早嶋です。
フリーランスが増える理由に、務めたときの1)自由度と、務めているときの2)安定性を天秤にかけた場合、1)の自由度を選択する人が増えている。というニュアンスの記事を最近よく見聞きします。一方で、副業規程に対して取り組む企業に務
めている人は、個人の収入を増やす目的で財布の口を広げるという話を伺います。
兼業などを入れて、日本ではフリーランスが1,120万人程度いて、労働人口の約2割に相当する17%がいます。そしてその数字は今でも増えています。新卒や第二新卒の状況でも、選択肢として企業に務める方向に加えて、フリーランスになる方向も検討されていることから若い方にも支持されていることがわかります。
ただ、会社を活用して、自分で行えると思う方の多くが、会社でできた成功体験を自分の実績のみと勘違いする方が多いとも思います。企業は、効率的に効果的に仕事の成果を出せるように、若い方やグレードの低い方には全体像を示さずに、細分化した具体的な手続きのみをこなすことで仕事の成果が出せるように標準化されています。
例えば、コンサルティングの仕事です。クライアント企業から仕事がきて、悩みの相談を打ち明けられ、そしてその内容をコンサルAが整理して問題を特定していく。所謂問題解決型の仕事をしているとします。Aはある程度、クライアントの悩みを整理できるようになり問題の設定から課題の特定、そして解決策の提示まで出来るようになっています。そんなとき、会社とクライアントが契約する金額と自分の給与を天秤にかけた場合、会社が搾取していると考えると、自分で独立してみようと会社を辞めてフリーになります。

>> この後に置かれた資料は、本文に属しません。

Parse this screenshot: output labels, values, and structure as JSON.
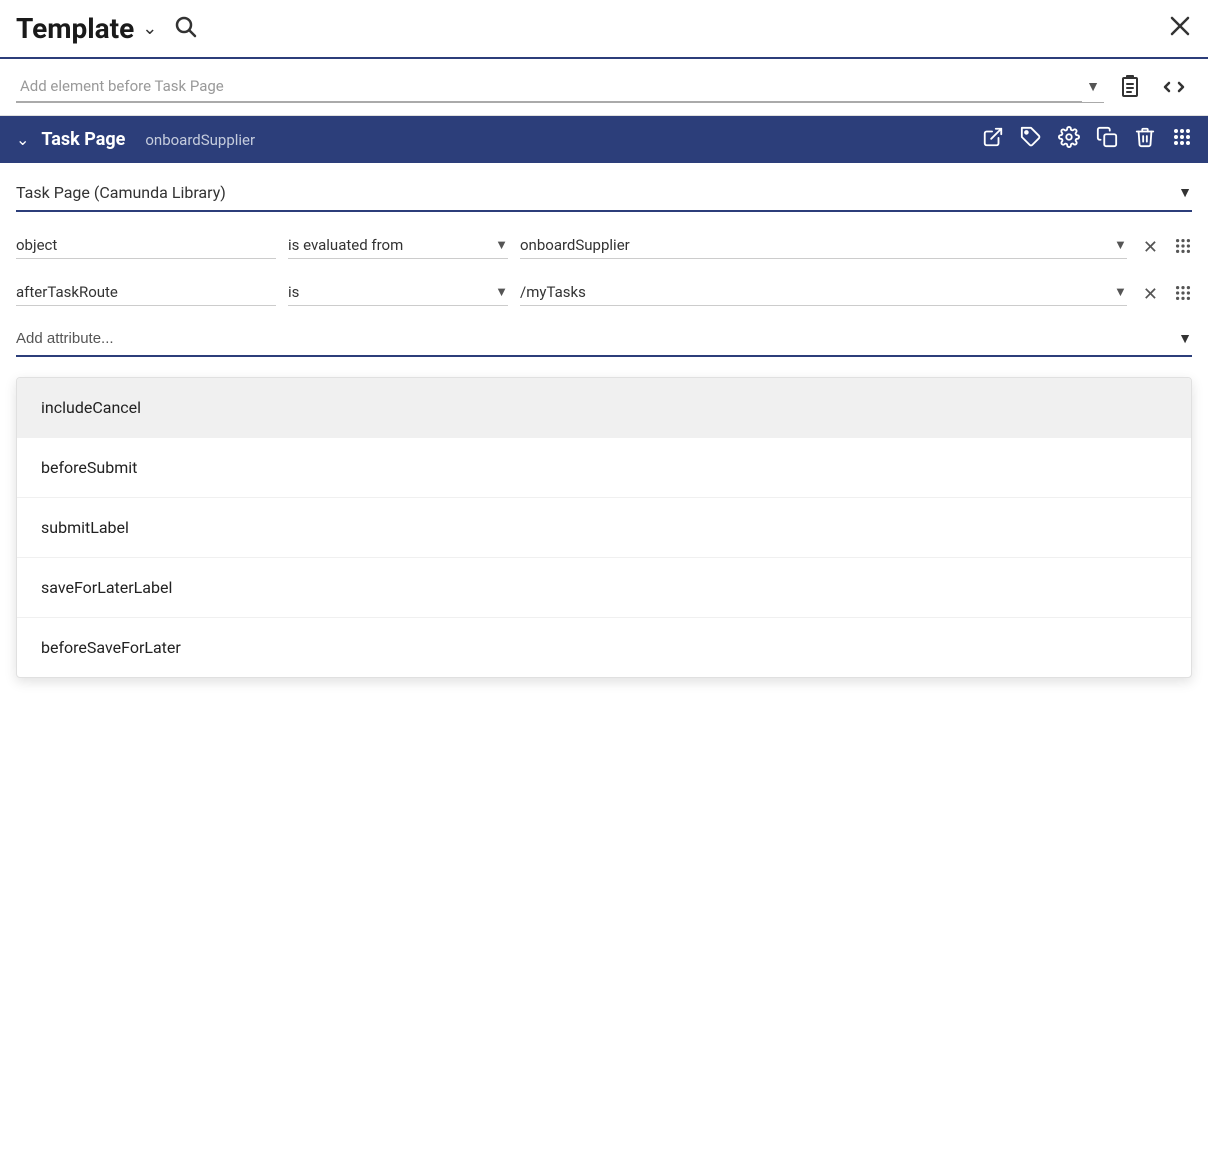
{
  "header": {
    "title": "Template",
    "chevron": "˅",
    "search_icon": "🔍",
    "close_icon": "✕"
  },
  "toolbar": {
    "add_element_placeholder": "Add element before Task Page",
    "clipboard_icon": "clipboard",
    "code_icon": "<>"
  },
  "task_page_bar": {
    "chevron": "˅",
    "title": "Task Page",
    "subtitle": "onboardSupplier",
    "icons": [
      "external-link",
      "tag",
      "gear",
      "copy",
      "trash",
      "dots"
    ]
  },
  "library_dropdown": {
    "label": "Task Page (Camunda Library)"
  },
  "attributes": [
    {
      "name": "object",
      "operator": "is evaluated from",
      "value": "onboardSupplier"
    },
    {
      "name": "afterTaskRoute",
      "operator": "is",
      "value": "/myTasks"
    }
  ],
  "add_attribute": {
    "placeholder": "Add attribute..."
  },
  "dropdown_options": [
    "includeCancel",
    "beforeSubmit",
    "submitLabel",
    "saveForLaterLabel",
    "beforeSaveForLater"
  ],
  "colors": {
    "nav_bar": "#2c3e7a",
    "accent_blue": "#2c3e7a",
    "text_dark": "#1a1a1a",
    "text_medium": "#333",
    "text_light": "#999"
  }
}
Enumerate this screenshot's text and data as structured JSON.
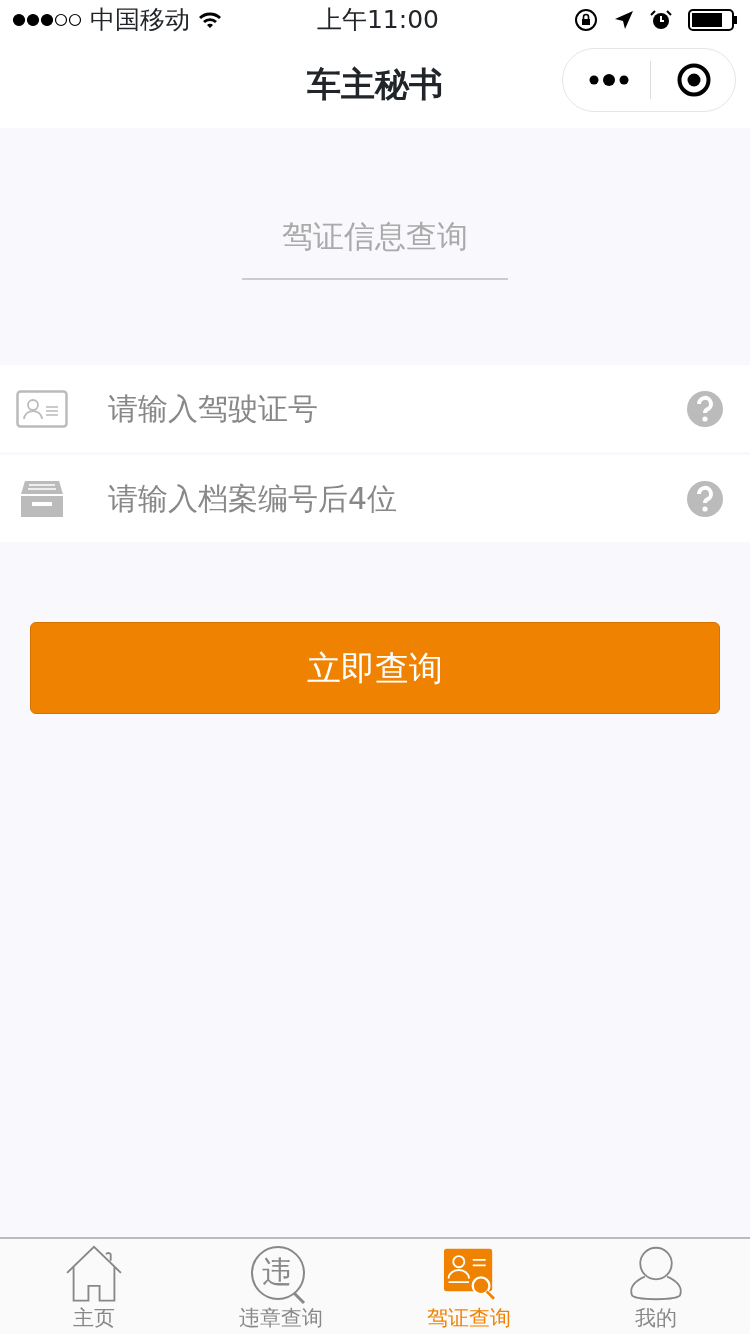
{
  "status_bar": {
    "carrier": "中国移动",
    "time": "上午11:00"
  },
  "nav": {
    "title": "车主秘书"
  },
  "heading": "驾证信息查询",
  "fields": [
    {
      "kind": "license",
      "placeholder": "请输入驾驶证号"
    },
    {
      "kind": "archive",
      "placeholder": "请输入档案编号后4位"
    }
  ],
  "submit": "立即查询",
  "tabs": [
    {
      "kind": "home",
      "label": "主页",
      "selected": false
    },
    {
      "kind": "violation",
      "label": "违章查询",
      "icon_text": "违",
      "selected": false
    },
    {
      "kind": "license",
      "label": "驾证查询",
      "selected": true
    },
    {
      "kind": "me",
      "label": "我的",
      "selected": false
    }
  ]
}
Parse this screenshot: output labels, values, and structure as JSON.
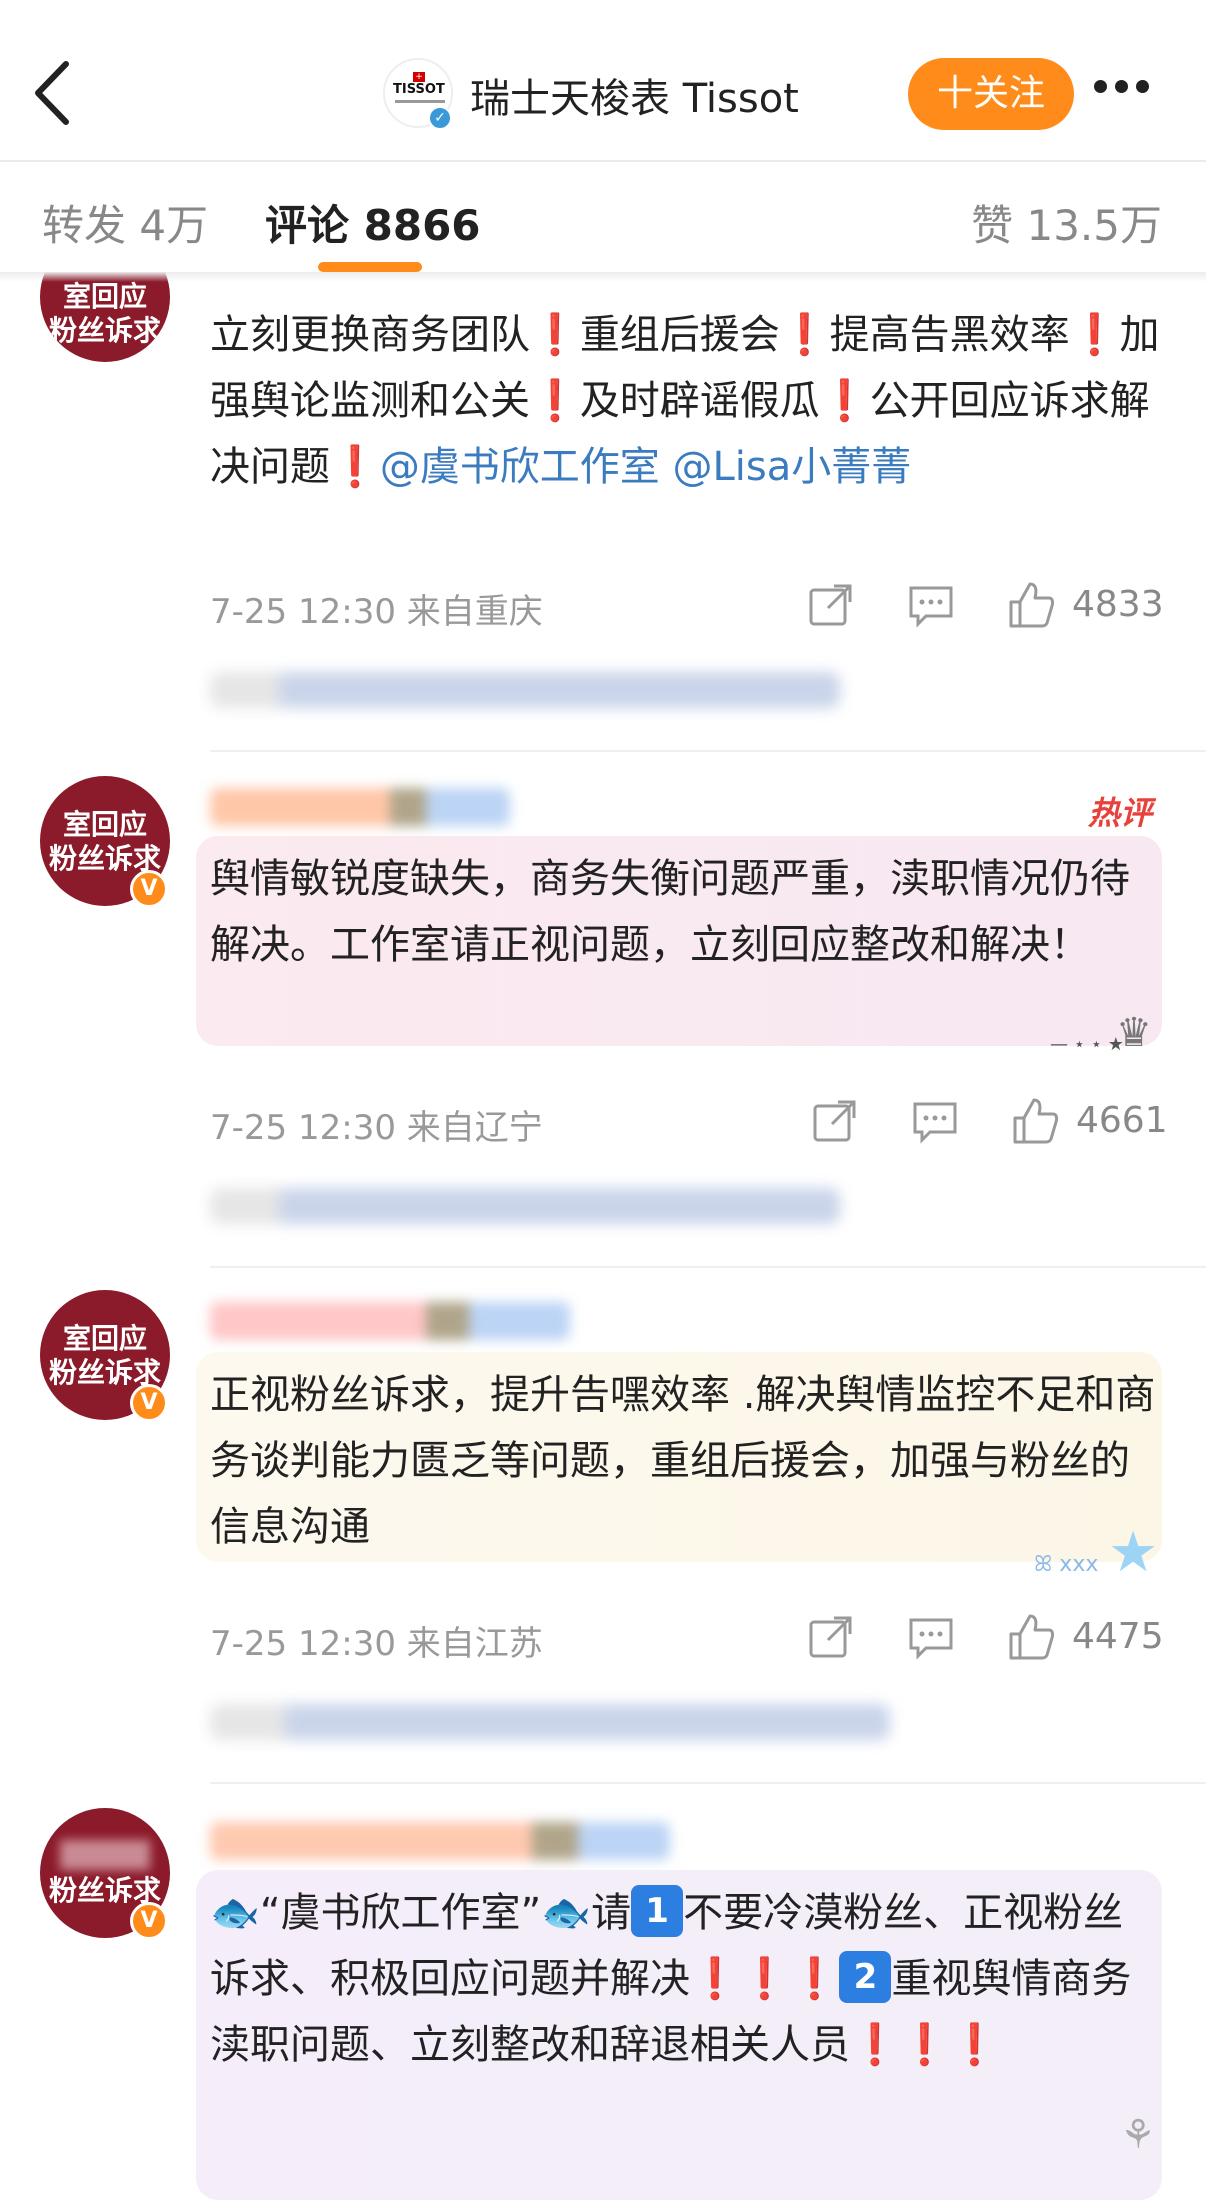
{
  "header": {
    "back_icon": "chevron-left-icon",
    "title": "瑞士天梭表 Tissot",
    "avatar_text": "TISSOT",
    "follow_label": "十关注",
    "more_icon": "more-dots-icon"
  },
  "tabs": {
    "repost": "转发 4万",
    "comments": "评论 8866",
    "likes": "赞 13.5万"
  },
  "comments": [
    {
      "avatar_l1": "室回应",
      "avatar_l2": "粉丝诉求",
      "segments": [
        "立刻更换商务团队",
        "❗",
        "重组后援会",
        "❗",
        "提高告黑效率",
        "❗",
        "加强舆论监测和公关",
        "❗",
        "及时辟谣假瓜",
        "❗",
        "公开回应诉求解决问题",
        "❗",
        "@虞书欣工作室 @Lisa小菁菁"
      ],
      "meta": "7-25 12:30 来自重庆",
      "likes": "4833"
    },
    {
      "avatar_l1": "室回应",
      "avatar_l2": "粉丝诉求",
      "hot_tag": "热评",
      "text": "舆情敏锐度缺失，商务失衡问题严重，渎职情况仍待解决。工作室请正视问题，立刻回应整改和解决！",
      "meta": "7-25 12:30 来自辽宁",
      "likes": "4661"
    },
    {
      "avatar_l1": "室回应",
      "avatar_l2": "粉丝诉求",
      "text": "正视粉丝诉求，提升告嘿效率 .解决舆情监控不足和商务谈判能力匮乏等问题，重组后援会，加强与粉丝的信息沟通",
      "meta": "7-25 12:30 来自江苏",
      "likes": "4475"
    },
    {
      "avatar_l1": "",
      "avatar_l2": "粉丝诉求",
      "parts": {
        "a": "“虞书欣工作室”",
        "b": "请",
        "n1": "1",
        "c": "不要冷漠粉丝、正视粉丝诉求、积极回应问题并解决",
        "n2": "2",
        "d": "重视舆情商务渎职问题、立刻整改和辞退相关人员",
        "ex": "❗"
      }
    }
  ]
}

が、実際は、Aが行う前提として、そのクライアントと信頼関係があり、定期的にAが務めている企業がそのクライアント企業に営業をかけているという前提があります。また、Aがクライアント企業を理解できている背景も、過去の実績や分析結果。そして、そのクライアント企業に特化した課題の論点をすでにその企業が整理していることもあります。また、その企業が課題を整理する過程でAのスタッフがデータの分析を当たり前に行いますが、企業の外では、そのような簡単な仕事の流れが実は超難易度が高いこと。というのも当たり前です。そうなるとAが分析した結果を見て判断ができても、Aが初めの営業から関係構築、そして基礎的な分析、そしてその結果を整理して、ようやくコンサルができるのです。そして、その結果価値を出そうとしたら、その内容をクライアントに伝えて、解決策を示し、そこから解決策を実行するフェーズになります。
考えると当たり前なのですが、フリーランスはそれらを全て自分で行うか、企業と同様にパートナーや都度変動費でその仕事を外注する先を見つける必要があります。この取り組みは全く不可能では無いのですが、時間が超かかります。そして安易に独立して稼げるイメージを持ったAは再び企業に務めるのですが、実績を出せなかったフリーランス期間に自分の価値を下げてしまう方も多数お見かけします。
1)自由度と2)安定をの尺度に加えて、3)自分ゴトとして取り組めるか。が議論をする際に重要です。企業に努めていても3)自分ゴトととして取り組んでいる方は、営業の仕方や整理の仕方、分析の仕方にも興味を示し、もっといいやり方はないか、省略して同じ、あるいは倍くらいの価値を出せないか。と常に思考するからです。このような方は、常に全体を見ているので、何がキーになり、何で手を抜いていいのか見えますので、結果的に企業にいようが、フリーランスになろうが価値を効率的に最大化出来るようになるのだと考えます。
ハイ・コンセプトで知られるダニエル・ピンク氏はフリーエージェント社会の到来を当時の著書で示唆していました。その前提は企業が不安定になることでした。従い、給与をもらう財布を複数持ったほうが、ポートフォリオの理屈がはたらい安定するという話です。ただ、そのフリーエージェントは、どの企業とやり取りをしても、自分の仕事を技として他社に提供出来る品質が保たれていることが前提です。